Image: Anduril
An AH-64E Apache attack helicopter has, for the first time, executed a rocket-powered launch of an Anduril Altius-700 launched effect, a milestone that significantly expands the reach, lethality, and sensing capability of U.S. Army attack aviation.
The launch took place at Yuma Proving Ground, Arizona, last month during Concept Focused Warfighting Experiment 26 (CFWE26). Army aviators from the Combat Capabilities Development Command Aviation & Missile Center (DEVCOM AvMC) Technology Development Directorate carried out the airborne test, validating a new government-developed universal launch system designed to enable low-altitude drone deployment from rotary-wing aircraft, according to Anduril Industries.
The integration pairs the Apache’s mobile strike maneuverability with the Altius-700’s category-leading range, giving pilots expanded situational awareness and on-demand strike options without putting crewed aircraft at additional risk.
The Altius-700 represents a significant step forward from its predecessor. Building on the Altius-600, which first launched from UH-60 Black Hawk helicopters in 2020, the newer system delivers extended range, longer loiter time, and greater payload capacity. A September 2025 test event, in which Army aviators executed multiple successful Altius-700 airborne launches from a Black Hawk, laid the groundwork for the Apache integration demonstrated at CFWE26.
The two platforms serve distinct but complementary mission sets. Black Hawks support combat utility, search and rescue, and troop transport operations, where launched effects extend battlefield awareness beyond the helicopter’s immediate vicinity.
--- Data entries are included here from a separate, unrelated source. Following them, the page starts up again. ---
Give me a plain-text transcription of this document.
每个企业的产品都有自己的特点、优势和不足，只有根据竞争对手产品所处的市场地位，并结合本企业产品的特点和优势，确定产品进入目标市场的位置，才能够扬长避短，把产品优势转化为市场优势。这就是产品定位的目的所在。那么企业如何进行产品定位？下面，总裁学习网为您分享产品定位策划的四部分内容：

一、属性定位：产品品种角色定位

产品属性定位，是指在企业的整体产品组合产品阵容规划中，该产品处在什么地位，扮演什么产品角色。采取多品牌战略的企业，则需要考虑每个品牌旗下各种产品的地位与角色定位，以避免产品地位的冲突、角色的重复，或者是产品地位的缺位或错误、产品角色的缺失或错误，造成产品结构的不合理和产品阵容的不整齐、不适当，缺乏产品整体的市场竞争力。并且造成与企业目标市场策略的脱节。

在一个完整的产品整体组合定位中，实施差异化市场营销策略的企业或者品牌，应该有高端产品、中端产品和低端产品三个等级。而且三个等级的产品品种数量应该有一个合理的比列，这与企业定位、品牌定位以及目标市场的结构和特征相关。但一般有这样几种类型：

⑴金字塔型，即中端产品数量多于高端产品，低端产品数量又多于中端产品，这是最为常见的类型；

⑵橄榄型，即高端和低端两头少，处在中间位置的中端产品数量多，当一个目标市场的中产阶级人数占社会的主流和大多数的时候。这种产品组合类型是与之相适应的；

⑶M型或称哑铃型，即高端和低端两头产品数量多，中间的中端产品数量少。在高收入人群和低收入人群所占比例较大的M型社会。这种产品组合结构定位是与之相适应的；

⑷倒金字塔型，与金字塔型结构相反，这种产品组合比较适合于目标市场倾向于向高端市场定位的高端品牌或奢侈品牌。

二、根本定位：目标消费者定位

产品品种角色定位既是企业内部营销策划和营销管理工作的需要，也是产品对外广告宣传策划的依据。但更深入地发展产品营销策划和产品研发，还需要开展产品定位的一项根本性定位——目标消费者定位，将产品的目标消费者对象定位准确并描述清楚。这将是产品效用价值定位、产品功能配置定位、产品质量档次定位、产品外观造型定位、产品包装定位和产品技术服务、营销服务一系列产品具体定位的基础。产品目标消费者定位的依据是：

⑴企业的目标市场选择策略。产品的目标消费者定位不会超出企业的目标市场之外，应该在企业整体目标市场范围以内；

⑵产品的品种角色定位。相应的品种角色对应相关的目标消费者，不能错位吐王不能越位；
Apaches, optimised for armed reconnaissance and anti-artillery roles, gain a standoff sensing and strike capability that allows crews to identify and engage threats before entering their engagement envelope.
Together, the integrations validate what Army planners term manned-unmanned teaming, a concept that gives commanders autonomous, rapidly deployable tools capable of delivering on-demand effects across a variety of mission scenarios. DEVCOM AvMC has worked closely with Anduril to build integration architectures applicable across multiple Army aviation platforms.
The demonstrations carry weight beyond the test range. The U.S. Army is investing heavily in distributed sensing and precision effects as it prepares for potential high-end conflict against peer adversaries. Large, expensive platforms face growing survivability challenges in contested environments; smaller, attritable systems like the Altius-700 offer a cost-effective method of extending coverage and lethality without increasing risk to aircrew.
CFWE26 marks the most advanced public demonstration of launched effects aboard Army attack aviation to date. Anduril describes the Altius family as offering multi-domain launch capability and a highly flexible operational profile suited to a wide range of mission sets. The Army has signalled its intent to field autonomous and attritable assets at scale, and further integration tests across additional rotorcraft platforms are expected as the programme matures.